届は、ただ彼女を労わりたい、純粋な思いでしか動いていない男だ。
だからこそ自分がいくら騙されても構わない、近くで話せる人の笑顔を守れるなら、という意思の固さを貫き通している。
夜ご飯を食べ終わった後、届はソファに座っていた。
白花が眺めるように、お皿に載ったケーキとコーヒーを手にして、テーブルに置きつつ届の横に腰を掛ける。
そして、ちらりとこちらを見てきた。
「おつかれ」
「あ、ありがとうございます……本当によかったのですか?」
「俺が勝手にご褒美をあげたい、そう思っただけだ」
届の言葉に安堵したのか、白花はじっとケーキを見つめていた。
仕草に笑いそうになったが、届は心の中だけで留めておく。
白花は他人に優しいものの、自分になると甘さが抜けている一面があり、自分を労わることを知らないのだろう。
数週間を共にしてきた中で、彼女に足りていない一面を、届自身が補ってあげたいと思うようになっていたのだ。
言葉を交わさなくとも、手紙から伝わる気持ちある文章で、彼女の弱みを届は見てしまったのだから。
気づけばケーキを見ていた彼女の口元が、小さく緩んでいた。
「……いただきます」
白花は数分経った後、小さく会釈をし、ゆっくりとフォークを手に取った。
雪が積もったような白いケーキを、フォークで一口大に切って口に運んだ。
小さく咀嚼する白花の表情には、とろけたような瞳に、柔らかな笑みがこぼれていた。
頬を手で抑えている、ゆったりとした笑みは、今見たいもので無いのだけは事実だ。

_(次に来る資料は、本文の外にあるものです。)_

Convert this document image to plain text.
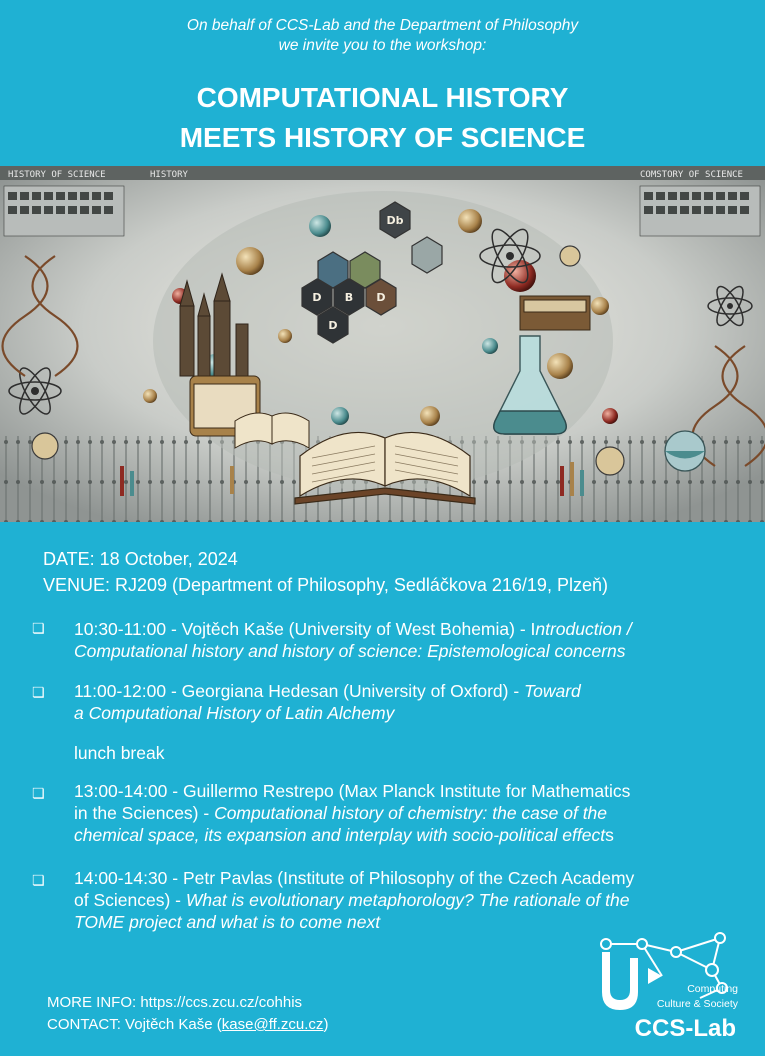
On behalf of CCS-Lab and the Department of Philosophy
we invite you to the workshop:
COMPUTATIONAL HISTORY
MEETS HISTORY OF SCIENCE
HISTORY OF SCIENCE	HISTORY	COMSTORY OF SCIENCE
Db
D B D
D
DATE: 18 October, 2024
VENUE: RJ209 (Department of Philosophy, Sedláčkova 216/19, Plzeň)
❏ 10:30-11:00 - Vojtěch Kaše (University of West Bohemia) - Introduction /
Computational history and history of science: Epistemological concerns
❏ 11:00-12:00 - Georgiana Hedesan (University of Oxford) - Toward
a Computational History of Latin Alchemy
lunch break
❏ 13:00-14:00 - Guillermo Restrepo (Max Planck Institute for Mathematics
in the Sciences) - Computational history of chemistry: the case of the
chemical space, its expansion and interplay with socio-political effects
❏ 14:00-14:30 - Petr Pavlas (Institute of Philosophy of the Czech Academy
of Sciences) - What is evolutionary metaphorology? The rationale of the
TOME project and what is to come next
MORE INFO: https://ccs.zcu.cz/cohhis
CONTACT: Vojtěch Kaše (kase@ff.zcu.cz)
Computing
Culture & Society
CCS-Lab
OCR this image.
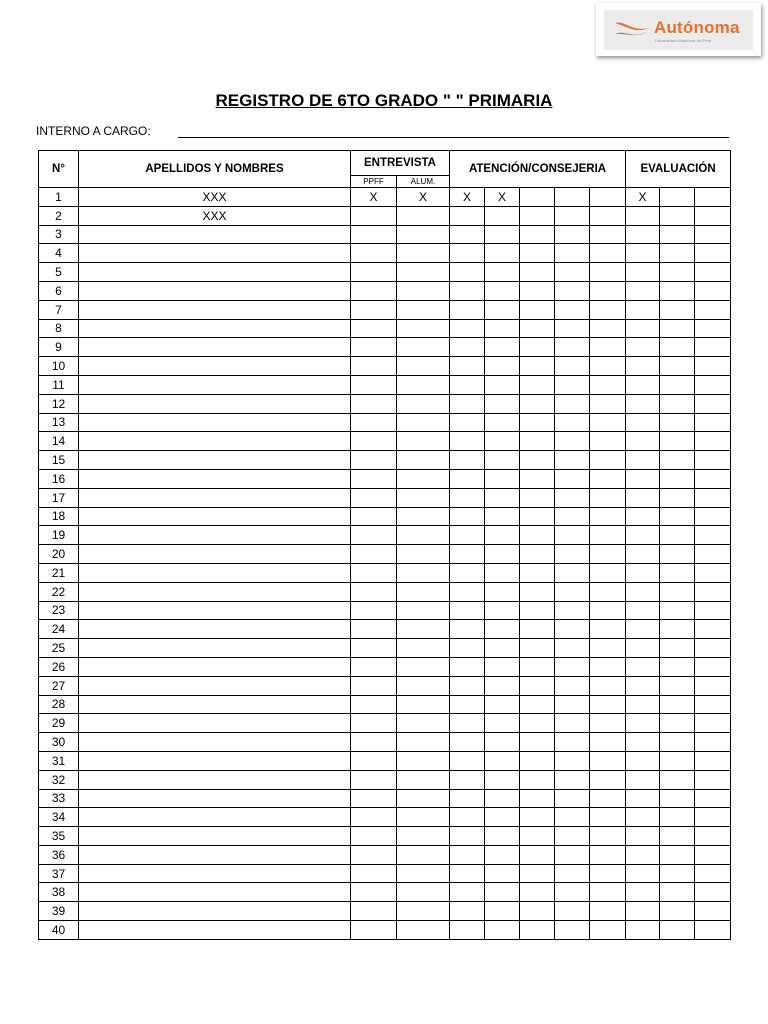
Autónoma
Universidad Autónoma del Perú
REGISTRO DE 6TO GRADO " " PRIMARIA
INTERNO A CARGO:
N°	APELLIDOS Y NOMBRES	ENTREVISTA		ATENCIÓN/CONSEJERIA					EVALUACIÓN		
		PPFF	ALUM.								
1	XXX	X	X	X	X				X		
2	XXX										
3											
4											
5											
6											
7											
8											
9											
10											
11											
12											
13											
14											
15											
16											
17											
18											
19											
20											
21											
22											
23											
24											
25											
26											
27											
28											
29											
30											
31											
32											
33											
34											
35											
36											
37											
38											
39											
40											
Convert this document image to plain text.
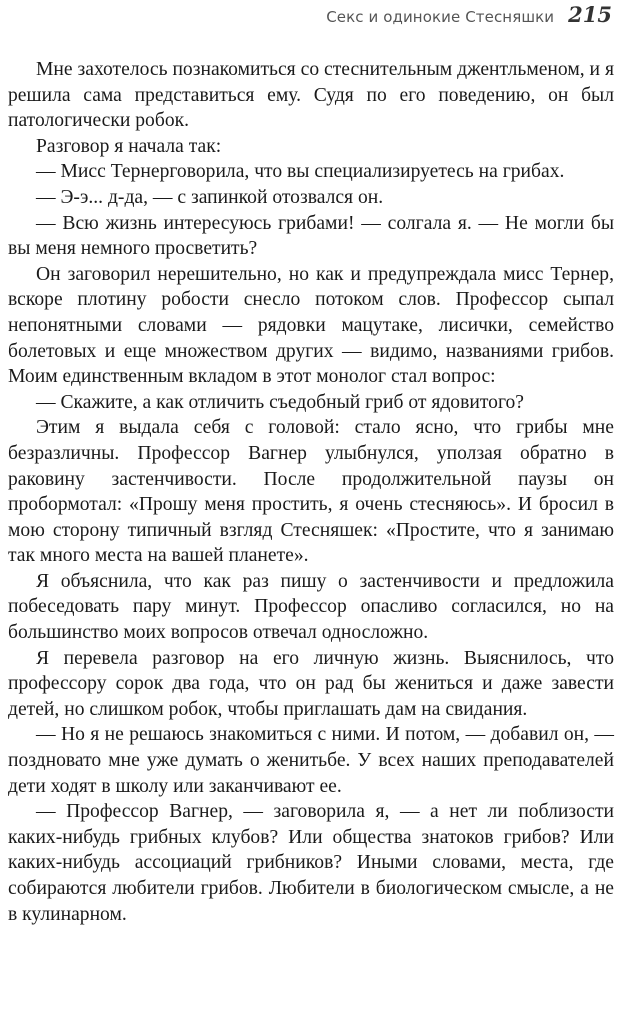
Секс и одинокие Стесняшки 215

Мне захотелось познакомиться со стеснительным джентльменом, и я решила сама представиться ему. Судя по его поведению, он был патологически робок.

Разговор я начала так:

— Мисс Тернерговорила, что вы специализируетесь на грибах.

— Э-э... д-да, — с запинкой отозвался он.

— Всю жизнь интересуюсь грибами! — солгала я. — Не могли бы вы меня немного просветить?

Он заговорил нерешительно, но как и предупреждала мисс Тернер, вскоре плотину робости снесло потоком слов. Профессор сыпал непонятными словами — рядовки мацутаке, лисички, семейство болетовых и еще множеством других — видимо, названиями грибов. Моим единственным вкладом в этот монолог стал вопрос:

— Скажите, а как отличить съедобный гриб от ядовитого?

Этим я выдала себя с головой: стало ясно, что грибы мне безразличны. Профессор Вагнер улыбнулся, уползая обратно в раковину застенчивости. После продолжительной паузы он пробормотал: «Прошу меня простить, я очень стесняюсь». И бросил в мою сторону типичный взгляд Стесняшек: «Простите, что я занимаю так много места на вашей планете».

Я объяснила, что как раз пишу о застенчивости и предложила побеседовать пару минут. Профессор опасливо согласился, но на большинство моих вопросов отвечал односложно.

Я перевела разговор на его личную жизнь. Выяснилось, что профессору сорок два года, что он рад бы жениться и даже завести детей, но слишком робок, чтобы приглашать дам на свидания.

— Но я не решаюсь знакомиться с ними. И потом, — добавил он, — поздновато мне уже думать о женитьбе. У всех наших преподавателей дети ходят в школу или заканчивают ее.

— Профессор Вагнер, — заговорила я, — а нет ли поблизости каких-нибудь грибных клубов? Или общества знатоков грибов? Или каких-нибудь ассоциаций грибников? Иными словами, места, где собираются любители грибов. Любители в биологическом смысле, а не в кулинарном.
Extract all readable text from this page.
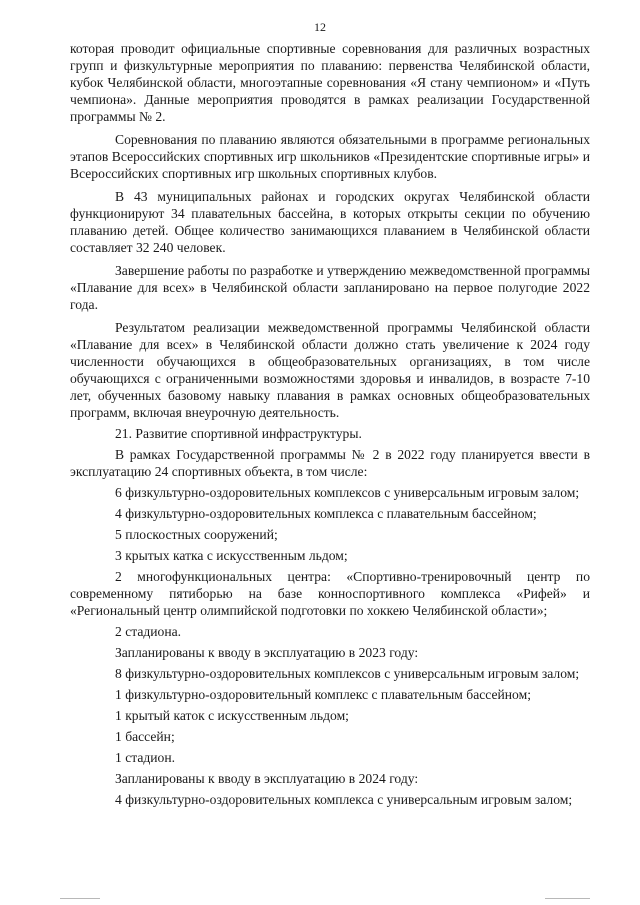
12

которая проводит официальные спортивные соревнования для различных возрастных групп и физкультурные мероприятия по плаванию: первенства Челябинской области, кубок Челябинской области, многоэтапные соревнования «Я стану чемпионом» и «Путь чемпиона». Данные мероприятия проводятся в рамках реализации Государственной программы № 2.

Соревнования по плаванию являются обязательными в программе региональных этапов Всероссийских спортивных игр школьников «Президентские спортивные игры» и Всероссийских спортивных игр школьных спортивных клубов.

В 43 муниципальных районах и городских округах Челябинской области функционируют 34 плавательных бассейна, в которых открыты секции по обучению плаванию детей. Общее количество занимающихся плаванием в Челябинской области составляет 32 240 человек.

Завершение работы по разработке и утверждению межведомственной программы «Плавание для всех» в Челябинской области запланировано на первое полугодие 2022 года.

Результатом реализации межведомственной программы Челябинской области «Плавание для всех» в Челябинской области должно стать увеличение к 2024 году численности обучающихся в общеобразовательных организациях, в том числе обучающихся с ограниченными возможностями здоровья и инвалидов, в возрасте 7-10 лет, обученных базовому навыку плавания в рамках основных общеобразовательных программ, включая внеурочную деятельность.

21. Развитие спортивной инфраструктуры.

В рамках Государственной программы № 2 в 2022 году планируется ввести в эксплуатацию 24 спортивных объекта, в том числе:

6 физкультурно-оздоровительных комплексов с универсальным игровым залом;

4 физкультурно-оздоровительных комплекса с плавательным бассейном;

5 плоскостных сооружений;

3 крытых катка с искусственным льдом;

2 многофункциональных центра: «Спортивно-тренировочный центр по современному пятиборью на базе конноспортивного комплекса «Рифей» и «Региональный центр олимпийской подготовки по хоккею Челябинской области»;

2 стадиона.

Запланированы к вводу в эксплуатацию в 2023 году:

8 физкультурно-оздоровительных комплексов с универсальным игровым залом;

1 физкультурно-оздоровительный комплекс с плавательным бассейном;

1 крытый каток с искусственным льдом;

1 бассейн;

1 стадион.

Запланированы к вводу в эксплуатацию в 2024 году:

4 физкультурно-оздоровительных комплекса с универсальным игровым залом;
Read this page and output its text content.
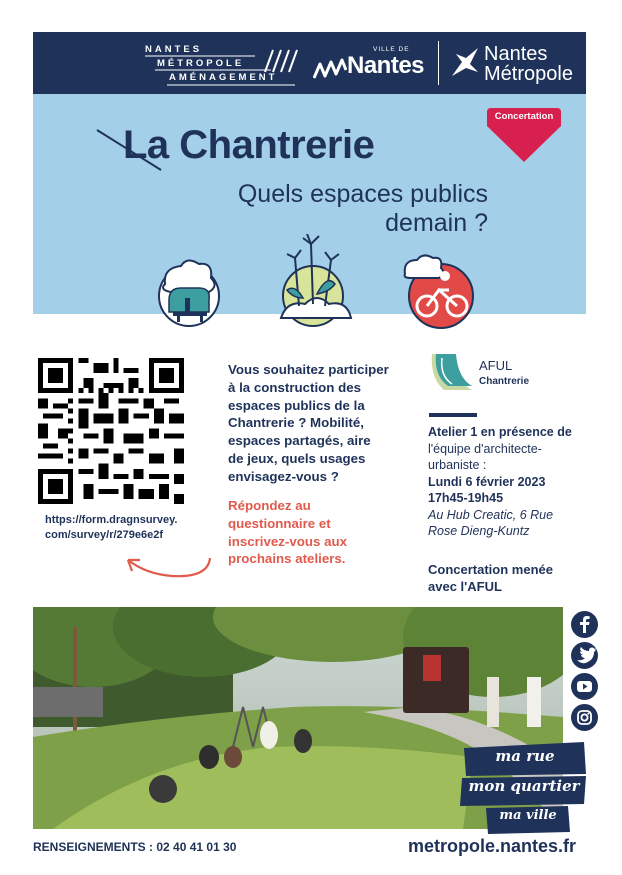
NANTES
MÉTROPOLE
AMÉNAGEMENT
VILLE DE
Nantes	Nantes
Métropole
Concertation
La Chantrerie
Quels espaces publics
demain ?
https://form.dragnsurvey.
com/survey/r/279e6e2f
Vous souhaitez participer
à la construction des
espaces publics de la
Chantrerie ? Mobilité,
espaces partagés, aire
de jeux, quels usages
envisagez-vous ?
Répondez au
questionnaire et
inscrivez-vous aux
prochains ateliers.
AFUL
Chantrerie
Atelier 1 en présence de
l'équipe d'architecte-
urbaniste :
Lundi 6 février 2023
17h45-19h45
Au Hub Creatic, 6 Rue
Rose Dieng-Kuntz
Concertation menée
avec l'AFUL
ma rue
mon quartier
ma ville
RENSEIGNEMENTS : 02 40 41 01 30	metropole.nantes.fr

また、彼女にも可愛い表情が宿っているんだな、という再認識にもなっている。
白花は普段凛としているが、ケーキの美味しさには負けてしまうのだろう。
ケーキを白花自身に選ばせたものあり、迷いなく食べられるのだと思われる。
(……かわいいな)
ずっと笑みを絶やさない白花は、見ているこちらが焼けてしまいそうだ。
思わず手を伸ばして、白花の頭を撫でたいと思う程に。
届は息を呑んで、気づけば白花に手を伸ばそうとしていた。だが、流石に自制心が働き、もう片方の手で自らの手首を掴んでいた。
白花も届の様子に気づいたのか、自我を取り戻したように視線を向けてくる。
「どうかしましたか?」
「あ、いや……つい、お前の頭を撫でたいって思っただけだ」
誤魔化す気もなければ、届は思わず普通に答えていた。
流石に白花も驚いたのか、目を丸くして見てきている。
そして、ケーキを落ちつくように一口咀嚼し、悩んだように考えていた。
付き合っておらず、この間に愛すらなければ、悩む理由は本来ないだろう。それでも悩もうとするのは、白花に包容力があるせいなのかもしれない。
白花が物事を断りづらい性格であるのなら、申し訳ないと思ってしまう。
「今は駄目です」
「知ってる」
「でも……」
「でも?」
「もう少し近づいたら考えますね」
届は息を呑み込み、白花の明るいブラウン色の瞳を、気づけば真剣に見つめていた。瞳の中には自分が反射して写っており、白花も自分を見ていると理解できる。
白花という不思議な存在に、届は自分を許し始めているのかも知れない。
「……そんな日が来たらいいな」
「……来ますよ、いずれは……」
白花から小さく呟かれた言葉は、届の耳に届くことは無かった。
この後、白花が「美味しいですから一口どうぞ」と言って食べさせようとしてきたが、届は全力で断っておいた。
白花は不思議そうにこちらを見ていたが、やはりどこか抜けているのだろう。